En cuanto a modulos hay muchos... solo dale a google OEM GPS module y busca una tienda que te acomode....


----------



## armandolopezmx (Abr 21, 2009)

Hola repepon.
mira.  en mi trabajo manejo mucho los gps.   (de la marca Garmin y Simrad)

la precison de ellos (por lo menos en los modelos que manejo)  es alrededor de 9 pies.  que serian  como 3 metros aprox.

mira estos modelos tienen un menu para  que indiques aproximadamente la posicion de inicio.  esto es para que cuando enciendes por primera vez tu gps el tiempo de ponerse en marcha y que te de la posicon "real", sea menor...   pero una vez que ya tiene posicon  (por lo general agarra como 9 satelites), y si lo apagas y lo vuelves a encender el tiempo que tarda en darte de nuevo la posicion es como de 20 segundos.

una vez que todo esta en marcha,  cuando tu te mueves (el receptr), la posicion nueva es casi instantanea,  me he fijado que estos tienen  (garmin) un microcontrolador  de intel que es el 386.  asi que debe ser rapido.

los aviones, son mas veloces , ya usan otro tipo de antena, que es mucho mas rapido.

los estandar, los usamos en los helicopteros  que corren en promedio 80 nudos   (alrededor de 148 km/h ), y te dan la posicion actual sin ningun problema.  claro que en el display, pues no va estar cambiando como loco,  cambia  aproxim cada 2 segundos, para que el usuario pueda leerlo.

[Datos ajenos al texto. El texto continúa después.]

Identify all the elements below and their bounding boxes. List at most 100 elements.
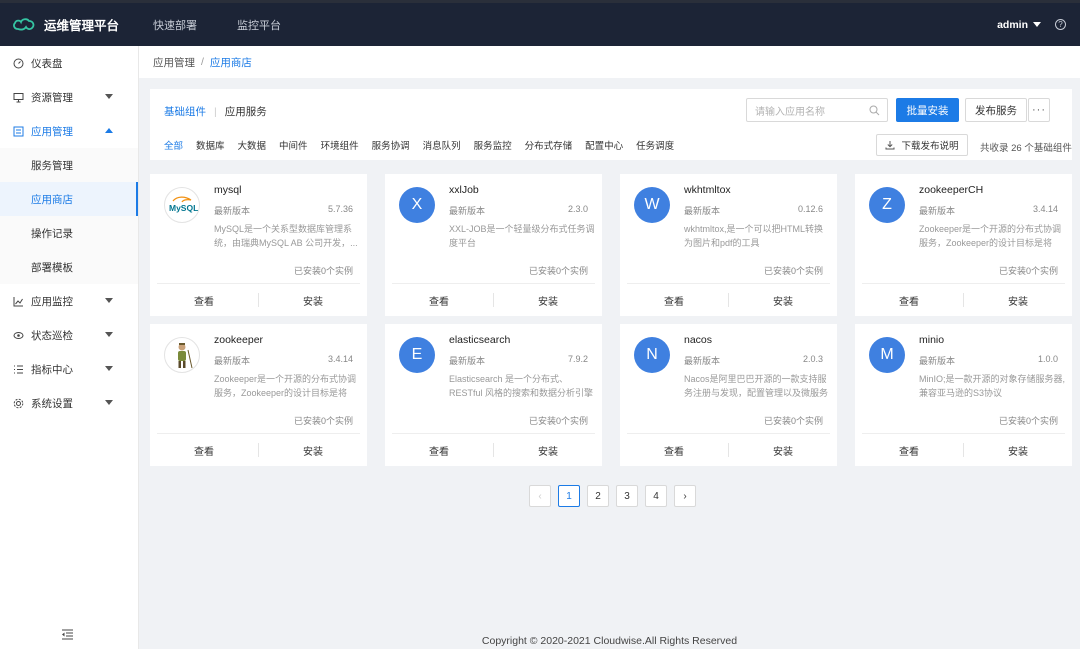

te estoy hablando de los gps que ya tienen tu pantalla, y teclado.  y usan antena externa. conectado mediante un cable.

hay receptors de gps.  que te dan la información de la posicion mediante NMEA.  y tu ya mediante uns sfotware puedes leer esta información.

suerte.


----------



## repepon (Abr 21, 2009)

Les agradezco a ambos la respuesta, cada aporte me es muy importante.
Comento un poquito mas. Por cuestiones de tiempo optaria por un OEM GPS module ya con antena incorporada y alguna interfaz serie con NMEA. 
Estuve recorriendo casas de electronica aca en Córdoba, ARG y encontre los siguientes modulitos:
ET-332
Parallax GPS Receiver Module
(son los mas completitos , listos para emplear)

El parallax cita por ejemplo: High sensitivity (-152 dBm for tracking and -139 dBm for acquisition) cosa que no me queda muy en claro a que se refiere c/u

Estudio un poquito mas la cosa, para ver que encuentro y vuelvo por aca.

salu2 a todos
gracias!


----------



## repepon (May 12, 2009)

Adquiri el GPS de San Jose Navigation (f4-va). Vamos a ver que tal anda.....

salu2 a todos!. Gracias por el tiempo


----------